German and Dutch Patriot units were transferred to bases in the southern provinces of Adana and ka raman maras Kahramanmaras on Tuesday (January 22) for deployment as part of a NATO operation to bolster Turkey's defense against potential air attacks from Syria.
The Netherlands, Germany and the United States are each sending two Patriot missile batteries and up to 400 troops to Turkey after Ankara asked for NATO's help to defend its 560 mile (900 kilometer) border.
Defense experts have said it would be a stretch for six Patriot batteries to defend the entire border with Syria. They are usually stationed to protect strategically important targets like big cities, military installations or key infrastructure.
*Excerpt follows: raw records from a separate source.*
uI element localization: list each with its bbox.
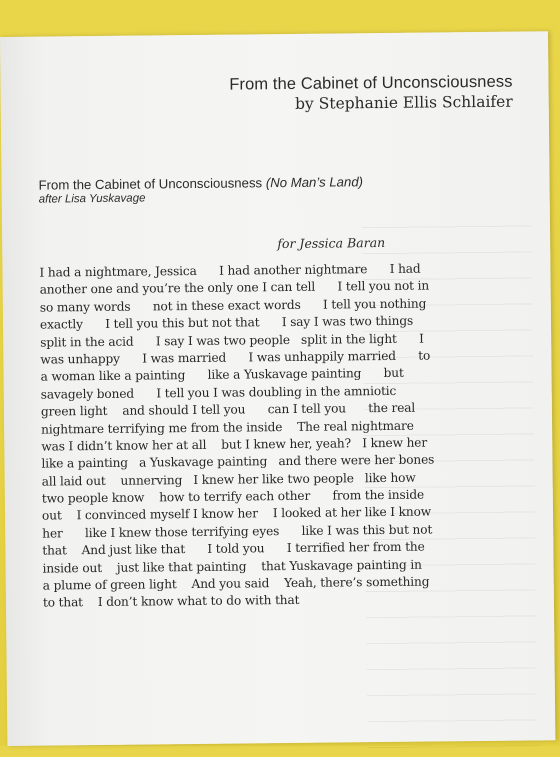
poem-line: her like I knew those terrifying eyes like I was this but not	[42, 522, 433, 541]
poem-line: split in the acid I say I was two people split in the light I	[40, 331, 424, 350]
poem-line: I had a nightmare, Jessica I had another nightmare I had	[39, 261, 421, 280]
poem-line: to that I don’t know what to do with that	[42, 593, 300, 611]
poem-after-line: after Lisa Yuskavage	[38, 192, 146, 206]
header-author: by Stephanie Ellis Schlaifer	[294, 92, 513, 113]
poem-line: exactly I tell you this but not that I say I was two things	[39, 313, 414, 332]
header-title: From the Cabinet of Unconsciousness	[229, 72, 513, 94]
poem-title-main: From the Cabinet of Unconsciousness	[38, 175, 266, 193]
poem-line: was unhappy I was married I was unhappily married to	[40, 348, 431, 367]
poem-line: green light and should I tell you can I tell you the real	[40, 400, 416, 419]
poem-line: savagely boned I tell you I was doubling in the amniotic	[40, 383, 397, 402]
poem-dedication: for Jessica Baran	[277, 234, 386, 252]
poem-line: so many words not in these exact words I tell you nothing	[39, 296, 427, 315]
poem-line: like a painting a Yuskavage painting and there were her bones	[41, 452, 435, 471]
poem-title	[38, 173, 363, 193]
poem-line: a plume of green light And you said Yeah, there’s something	[42, 574, 430, 593]
poem-line: all laid out unnerving I knew her like two people like how	[41, 470, 416, 489]
poem-body	[39, 259, 543, 612]
poem-line: a woman like a painting like a Yuskavage painting but	[40, 366, 404, 384]
poem-line: out I convinced myself I know her I looked at her like I know	[41, 504, 432, 524]
book-page	[0, 31, 555, 746]
page-header	[229, 72, 513, 116]
poem-line: nightmare terrifying me from the inside The real nightmare	[41, 418, 414, 437]
poem-line: two people know how to terrify each other from the inside	[41, 487, 425, 506]
poem-line: another one and you’re the only one I can tell I tell you not in	[39, 278, 430, 297]
poem-line: that And just like that I told you I terrified her from the	[42, 539, 425, 558]
poem-line: inside out just like that painting that Yuskavage painting in	[42, 557, 422, 576]
poem-line: was I didn’t know her at all but I knew her, yeah? I knew her	[41, 435, 428, 454]
poem-title-italic: (No Man’s Land)	[265, 174, 364, 191]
The border has become a point of tension in the 21-month insurgency against President Bashar al-Assad, with Syrian government shells frequently landing inside Turkish territory.
Each truck-mounted Patriot battery consists of a command post, a radar to track incoming missiles, and up to eight launchers with up to eight Patriot missiles each.
The system can simultaneously track 50 targets and shoot down five. It takes about 85 soldiers to work one battery plus logistical support.
The Patriot batteries are expected to be fully functional by the end of January.
Damascus has called the move "provocative", in part because Turkey's missile request could be seen as a first step toward implementing a no-fly zone over Syrian airspace.